While it's been a good experience so far, there have been some speed bumps along the way. I do think that if you find the right job with the right mentor, working at a smaller company can be a fantastic learning experience. However if you do start working at a smaller company, you have to be prepared to deal with several issues that you would not be faced with at a larger, more well-known firm.
It's Not All Sunshine and Roses
The first issue is training. At my firm there was none. I had done a few excel modeling courses to prep prior to starting work but I was thrown into the fire immediately. This made my first few weeks very stressful. I was tasked with modeling land development deals when I barely even knew the basic land development verbiage which made things very difficult. I was forced to work through our models and diligence processes on my own and while I quickly got up to speed I would have really appreciated a training program.
The second issue regards exit opportunities. I have learned a lot on the job so far and my skills are improving all the time. Yet since no one really has heard of my company if and when I look for my next job they won't know what I can do. If you work in the real estate group at Morgan Stanley or Goldman, the big real estate funds while have a pretty good sense of how well you have been trained and what you are capable of. While I may have a similar skill set future employers are going to have a hard time evaluating me. However part of the reason I joined this firm is because if it's a success I may not have to move, I can simply grow with the company.

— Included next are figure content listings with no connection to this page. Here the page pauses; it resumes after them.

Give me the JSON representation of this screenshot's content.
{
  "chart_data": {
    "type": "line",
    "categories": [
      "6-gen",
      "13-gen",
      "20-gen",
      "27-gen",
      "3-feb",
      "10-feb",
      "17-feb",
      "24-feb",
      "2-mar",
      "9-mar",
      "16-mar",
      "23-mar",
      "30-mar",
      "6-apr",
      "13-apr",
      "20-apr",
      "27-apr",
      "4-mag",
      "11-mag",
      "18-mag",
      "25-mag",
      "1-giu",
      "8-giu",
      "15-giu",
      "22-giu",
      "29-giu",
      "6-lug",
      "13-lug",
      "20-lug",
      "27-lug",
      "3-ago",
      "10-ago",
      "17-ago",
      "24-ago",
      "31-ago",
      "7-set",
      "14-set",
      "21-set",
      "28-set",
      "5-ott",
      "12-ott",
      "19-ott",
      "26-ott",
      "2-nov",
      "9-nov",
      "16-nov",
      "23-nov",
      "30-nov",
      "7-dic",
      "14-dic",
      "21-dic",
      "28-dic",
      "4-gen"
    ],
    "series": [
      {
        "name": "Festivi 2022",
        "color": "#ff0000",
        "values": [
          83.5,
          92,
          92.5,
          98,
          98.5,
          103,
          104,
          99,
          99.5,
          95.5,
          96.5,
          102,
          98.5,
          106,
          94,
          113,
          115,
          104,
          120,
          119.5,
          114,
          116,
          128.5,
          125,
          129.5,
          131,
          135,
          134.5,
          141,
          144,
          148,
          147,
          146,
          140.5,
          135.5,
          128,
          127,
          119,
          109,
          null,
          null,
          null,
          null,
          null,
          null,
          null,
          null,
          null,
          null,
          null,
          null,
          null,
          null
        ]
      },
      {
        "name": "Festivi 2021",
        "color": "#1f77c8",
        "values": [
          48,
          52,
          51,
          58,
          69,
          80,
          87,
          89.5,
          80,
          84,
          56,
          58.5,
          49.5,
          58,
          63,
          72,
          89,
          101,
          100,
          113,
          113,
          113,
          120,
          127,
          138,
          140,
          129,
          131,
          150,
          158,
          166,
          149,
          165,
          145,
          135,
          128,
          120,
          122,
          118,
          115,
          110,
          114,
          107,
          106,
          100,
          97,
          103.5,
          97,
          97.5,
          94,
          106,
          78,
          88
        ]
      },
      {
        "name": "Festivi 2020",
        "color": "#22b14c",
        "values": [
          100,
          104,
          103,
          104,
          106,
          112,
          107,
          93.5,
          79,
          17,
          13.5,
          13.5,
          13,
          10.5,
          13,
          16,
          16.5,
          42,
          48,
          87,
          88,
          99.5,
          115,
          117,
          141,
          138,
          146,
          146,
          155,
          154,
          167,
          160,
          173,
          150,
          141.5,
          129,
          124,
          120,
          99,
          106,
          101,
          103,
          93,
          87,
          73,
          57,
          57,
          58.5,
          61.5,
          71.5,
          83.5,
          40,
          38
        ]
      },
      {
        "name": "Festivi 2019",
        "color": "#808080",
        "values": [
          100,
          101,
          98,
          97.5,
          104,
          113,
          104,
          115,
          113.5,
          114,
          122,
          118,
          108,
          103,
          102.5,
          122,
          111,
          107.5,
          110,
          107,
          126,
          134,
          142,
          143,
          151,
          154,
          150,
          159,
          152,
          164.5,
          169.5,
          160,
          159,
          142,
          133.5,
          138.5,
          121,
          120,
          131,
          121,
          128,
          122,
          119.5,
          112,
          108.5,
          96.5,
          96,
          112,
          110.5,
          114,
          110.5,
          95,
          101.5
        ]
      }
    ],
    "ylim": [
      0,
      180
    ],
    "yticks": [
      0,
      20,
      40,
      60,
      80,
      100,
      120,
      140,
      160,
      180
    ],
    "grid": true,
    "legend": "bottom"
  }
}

While I expected those two issues, the last main problem I did not expect. There are only five people in our main office (we have offices onsite at each of our deals as well), and of those five I am the only analyst. Our managing member, chief operating officer and controller are all in their 40s and have families. There is not really anyone for me to talk to during the workday and I can't do typical office stuff like grab after work drinks with my coworkers. This is the one thing that irks me. I was new to my city and it was really hard to meet people since I did not have a built in network through work.

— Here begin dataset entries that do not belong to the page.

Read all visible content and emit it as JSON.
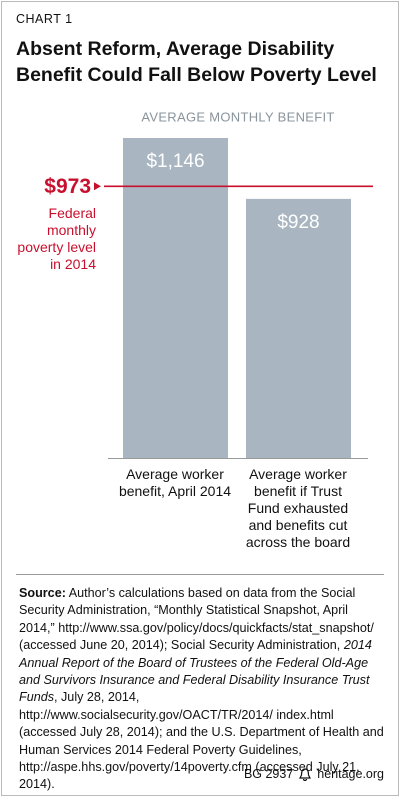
{
  "chart_data": {
    "type": "bar",
    "label": "CHART 1",
    "title": "Absent Reform, Average Disability Benefit Could Fall Below Poverty Level",
    "subtitle": "AVERAGE MONTHLY BENEFIT",
    "categories": [
      "Average worker benefit, April 2014",
      "Average worker benefit if Trust Fund exhausted and benefits cut across the board"
    ],
    "values": [
      1146,
      928
    ],
    "value_labels": [
      "$1,146",
      "$928"
    ],
    "color": "#a9b6c1",
    "reference_line": {
      "value": 973,
      "label": "$973",
      "note": "Federal monthly poverty level in 2014",
      "color": "#c8102e"
    },
    "source": {
      "label": "Source:",
      "parts": [
        {
          "text": " Author’s calculations based on data from the Social Security Administration, “Monthly Statistical Snapshot, April 2014,” http://www.ssa.gov/policy/docs/quickfacts/stat_snapshot/ (accessed June 20, 2014); Social Security Administration, ",
          "italic": false
        },
        {
          "text": "2014 Annual Report of the Board of Trustees of the Federal Old-Age and Survivors Insurance and Federal Disability Insurance Trust Funds",
          "italic": true
        },
        {
          "text": ", July 28, 2014, http://www.socialsecurity.gov/OACT/TR/2014/ index.html (accessed July 28, 2014); and the U.S. Department of Health and Human Services 2014 Federal Poverty Guidelines, http://aspe.hhs.gov/poverty/14poverty.cfm (accessed July 21, 2014).",
          "italic": false
        }
      ]
    },
    "footer": {
      "id": "BG 2937",
      "site": "heritage.org"
    }
  }
}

The Pluses Outweigh the Minuses
While these issues have cropped up my experience so far has been great. I do really enjoy my job and I'm excited about our future. The compensation is great and I have learned a lot. For example having such direct access to our managing member and COO has been tremendously beneficial. My boss was a principal at a big REPE fund prior to founding our company and if I was an analyst at that fund I'd be lucky if he knew my name. At our company I get to sit and work through models with him and see what his perspective is on our prospective deals. Being able to think through different aspects of deals with someone who has 20 years' experience has been an incredible learning opportunity.
If you are faced with the same decision as I was, make sure that you really think about what type of environment you thrive in. Working at a smaller company can be a wonderful (and potentially very lucrative) experience, but before you accept an offer make sure you think about the drawbacks as well as the benefits.